Si le XIXe siècle est assurément le siècle des bienfaiteurs dans l’ensemble de notre pays[1] et dans notre région[2], cette volonté des personnes privées de «compléter» dans les temps républicains de la Troisième république l’assistance publique, puis sous la IVe et la Ve république l’action sociale des organismes de sécurité sociale, perdure. Les actions des particuliers se concrétisent par des libéralités charitables de leur vivant (fondation) ou après leur mort (legs). Les collectivités locales bénéficiaires tiennent à commémorer ces actions d’entraide dans l’espace public : les noms de rues appelés en droit administratif «hommages publics» en portent témoignage. Quelquefois sont élevées pour les plus importants sur l’espace public des statues : on connaît bien pour Marseille la statue érigée devant la cathédrale de la Major de Mgr de Belsunce, évêque lors de l’épidémie de peste[3] qui toucha cruellement la Provence en 1720. Mais les institutions religieuses et laïques souhaitent entretenir le souvenir des actes de charité et d’entraide. Nous avons eu l’occasion de les évoquer lors d’articles précédents sur notre site ou dans les pages de notre revue annuelle. On peut regretter souvent que les traces de plaques commémoratives et mémorielles se perdent néanmoins lors de rénovations urbaines rendues nécessaires certes par l’amélioration de l’habitat et de l’environnement.

            Dans le vieil Antibes, une plaque de marbre évoque le souvenir d’un couple issu de vieilles familles antiboises: Jacques René Gansard (1894-1977) donateurs d’un immeuble à la paroisse d’Antibes « pour la garderie enfantine » permettant aux jeunes mères de confier leurs enfants avant que l’école maternelle ne puisse les accueillir.

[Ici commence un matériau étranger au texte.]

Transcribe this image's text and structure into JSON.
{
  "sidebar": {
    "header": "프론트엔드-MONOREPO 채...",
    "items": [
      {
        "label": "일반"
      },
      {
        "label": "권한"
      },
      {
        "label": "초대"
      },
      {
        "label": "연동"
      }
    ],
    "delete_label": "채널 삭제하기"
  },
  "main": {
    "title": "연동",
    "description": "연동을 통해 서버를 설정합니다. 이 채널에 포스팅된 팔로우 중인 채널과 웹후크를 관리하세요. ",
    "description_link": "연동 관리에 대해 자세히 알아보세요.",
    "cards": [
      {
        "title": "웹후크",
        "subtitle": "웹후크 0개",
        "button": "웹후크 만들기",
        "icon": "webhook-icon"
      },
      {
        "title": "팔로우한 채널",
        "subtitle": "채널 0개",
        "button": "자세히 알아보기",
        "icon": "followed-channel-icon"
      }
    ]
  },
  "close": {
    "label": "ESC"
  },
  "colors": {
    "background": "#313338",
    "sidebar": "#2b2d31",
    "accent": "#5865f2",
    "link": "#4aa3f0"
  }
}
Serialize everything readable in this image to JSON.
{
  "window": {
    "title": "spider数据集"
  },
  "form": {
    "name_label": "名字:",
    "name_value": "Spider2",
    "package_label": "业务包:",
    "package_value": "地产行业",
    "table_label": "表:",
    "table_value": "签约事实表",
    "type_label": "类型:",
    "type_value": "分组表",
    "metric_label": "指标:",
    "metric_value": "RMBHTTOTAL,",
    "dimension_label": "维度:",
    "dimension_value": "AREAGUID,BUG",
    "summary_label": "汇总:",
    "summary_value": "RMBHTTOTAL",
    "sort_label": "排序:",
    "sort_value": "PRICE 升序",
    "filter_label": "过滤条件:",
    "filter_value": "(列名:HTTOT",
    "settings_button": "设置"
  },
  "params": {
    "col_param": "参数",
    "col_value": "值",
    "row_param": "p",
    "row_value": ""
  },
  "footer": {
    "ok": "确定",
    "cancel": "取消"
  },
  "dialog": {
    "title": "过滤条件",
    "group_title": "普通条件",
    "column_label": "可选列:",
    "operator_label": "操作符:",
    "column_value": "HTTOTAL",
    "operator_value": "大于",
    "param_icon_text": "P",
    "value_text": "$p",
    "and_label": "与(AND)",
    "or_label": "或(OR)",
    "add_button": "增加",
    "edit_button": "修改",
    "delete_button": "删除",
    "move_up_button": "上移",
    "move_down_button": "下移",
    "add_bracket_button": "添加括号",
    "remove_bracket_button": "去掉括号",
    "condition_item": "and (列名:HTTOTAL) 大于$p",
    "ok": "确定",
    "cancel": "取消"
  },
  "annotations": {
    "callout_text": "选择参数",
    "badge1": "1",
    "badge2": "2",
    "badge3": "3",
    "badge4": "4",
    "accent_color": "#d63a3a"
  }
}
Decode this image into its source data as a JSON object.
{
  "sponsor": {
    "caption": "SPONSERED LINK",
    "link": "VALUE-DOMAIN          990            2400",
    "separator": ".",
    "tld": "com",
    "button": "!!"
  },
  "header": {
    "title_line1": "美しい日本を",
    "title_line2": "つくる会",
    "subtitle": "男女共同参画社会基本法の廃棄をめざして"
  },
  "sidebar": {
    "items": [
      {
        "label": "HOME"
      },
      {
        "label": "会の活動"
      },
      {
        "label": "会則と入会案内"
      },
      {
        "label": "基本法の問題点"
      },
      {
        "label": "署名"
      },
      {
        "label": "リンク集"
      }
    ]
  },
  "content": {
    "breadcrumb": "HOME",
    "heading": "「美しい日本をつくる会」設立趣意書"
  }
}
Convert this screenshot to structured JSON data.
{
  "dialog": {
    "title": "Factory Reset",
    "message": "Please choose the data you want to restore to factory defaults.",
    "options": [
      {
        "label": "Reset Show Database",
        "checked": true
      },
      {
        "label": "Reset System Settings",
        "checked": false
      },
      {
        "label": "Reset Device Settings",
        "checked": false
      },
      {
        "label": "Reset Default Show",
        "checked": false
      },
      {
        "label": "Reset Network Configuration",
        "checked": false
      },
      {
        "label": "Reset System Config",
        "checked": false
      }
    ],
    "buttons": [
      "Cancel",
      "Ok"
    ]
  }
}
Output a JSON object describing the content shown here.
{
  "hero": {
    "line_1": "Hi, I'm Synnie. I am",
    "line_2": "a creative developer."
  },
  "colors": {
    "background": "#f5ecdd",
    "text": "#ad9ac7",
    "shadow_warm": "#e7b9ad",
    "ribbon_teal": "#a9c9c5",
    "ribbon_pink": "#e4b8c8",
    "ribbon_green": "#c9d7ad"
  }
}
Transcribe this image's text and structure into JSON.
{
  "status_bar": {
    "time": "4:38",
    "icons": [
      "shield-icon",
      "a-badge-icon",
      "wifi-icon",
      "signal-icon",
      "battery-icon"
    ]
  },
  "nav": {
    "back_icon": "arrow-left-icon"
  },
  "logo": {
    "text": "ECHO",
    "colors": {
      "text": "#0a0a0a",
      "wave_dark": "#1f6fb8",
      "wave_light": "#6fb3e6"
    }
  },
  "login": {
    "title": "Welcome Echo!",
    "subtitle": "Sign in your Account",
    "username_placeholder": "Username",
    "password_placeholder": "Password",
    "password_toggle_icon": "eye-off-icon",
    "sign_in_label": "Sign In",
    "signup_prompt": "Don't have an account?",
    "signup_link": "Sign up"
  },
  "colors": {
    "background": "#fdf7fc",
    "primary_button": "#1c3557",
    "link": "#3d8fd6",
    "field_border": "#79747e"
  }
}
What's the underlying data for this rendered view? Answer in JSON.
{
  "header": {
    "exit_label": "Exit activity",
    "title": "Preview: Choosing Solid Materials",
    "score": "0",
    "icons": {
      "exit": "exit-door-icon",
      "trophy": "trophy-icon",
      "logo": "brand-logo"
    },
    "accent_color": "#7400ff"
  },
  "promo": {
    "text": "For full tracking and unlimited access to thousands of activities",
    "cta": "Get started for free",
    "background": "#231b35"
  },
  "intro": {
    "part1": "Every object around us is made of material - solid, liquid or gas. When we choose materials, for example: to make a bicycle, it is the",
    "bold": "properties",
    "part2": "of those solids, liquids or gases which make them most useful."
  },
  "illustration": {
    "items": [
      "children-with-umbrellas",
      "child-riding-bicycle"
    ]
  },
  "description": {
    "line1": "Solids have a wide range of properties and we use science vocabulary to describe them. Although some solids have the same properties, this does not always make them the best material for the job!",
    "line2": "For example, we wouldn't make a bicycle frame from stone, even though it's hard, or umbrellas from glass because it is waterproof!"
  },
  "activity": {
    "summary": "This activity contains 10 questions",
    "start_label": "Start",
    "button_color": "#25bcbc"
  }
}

Dans la rue du docteur Jacques Ugo menant au centre de Vallauris une plaque apposée sur la façade de la MJC rappelle la fondation par Paul Derigon, (1901-1982) maire communiste entre 1945 et 1977, d’une «maison du peuple» «pour les habitants de Vallauris Golfe Juan que j‘ai tant aimés», lieu alors de convivialité et de culture entre les générations.

Olivier Vernier


[1] Pour une analyse de synthèse : François Ewald, Histoire de l’Etat providence : les origines de la solidarité, Paris, Grasset, 1996, 317 p. ; Colette Bec, L’assistance en démocratie : les politiques assistantielles dans la France des XIX et XXe siècles, Paris, Belin, 1998, 254 p ; André Gueslin, Gens pauvres, pauvres gens dans la France du XIXe siècle, Paris, Aubier, 1998, 314 p ;  Yannick Marec, Pauvreté et protection sociale aux XIXe et XXe siècles : des expériences rouennaises aux politiques nationales, Rennes, Presses universitaires de Rennes, 2006, 404 p.

[2] Un exemple : Olivier Vernier, D’espoir et d’espérance : l’assistance privée dans les Alpes-Maritimes au XIXe siècle, 1814-1914 : bienfaisance et entraide sociale, Nice, Serre, 1993, 542 p.

[3] On se reportera avec profit à la synthèse d’histoire moderne de Gilbert Buti, professeur émérite d’Aix-Marseille Université : Colère de Dieu, mémoire des hommes. La peste en Provence 1720-2020, Paris, Cerf, 309 p.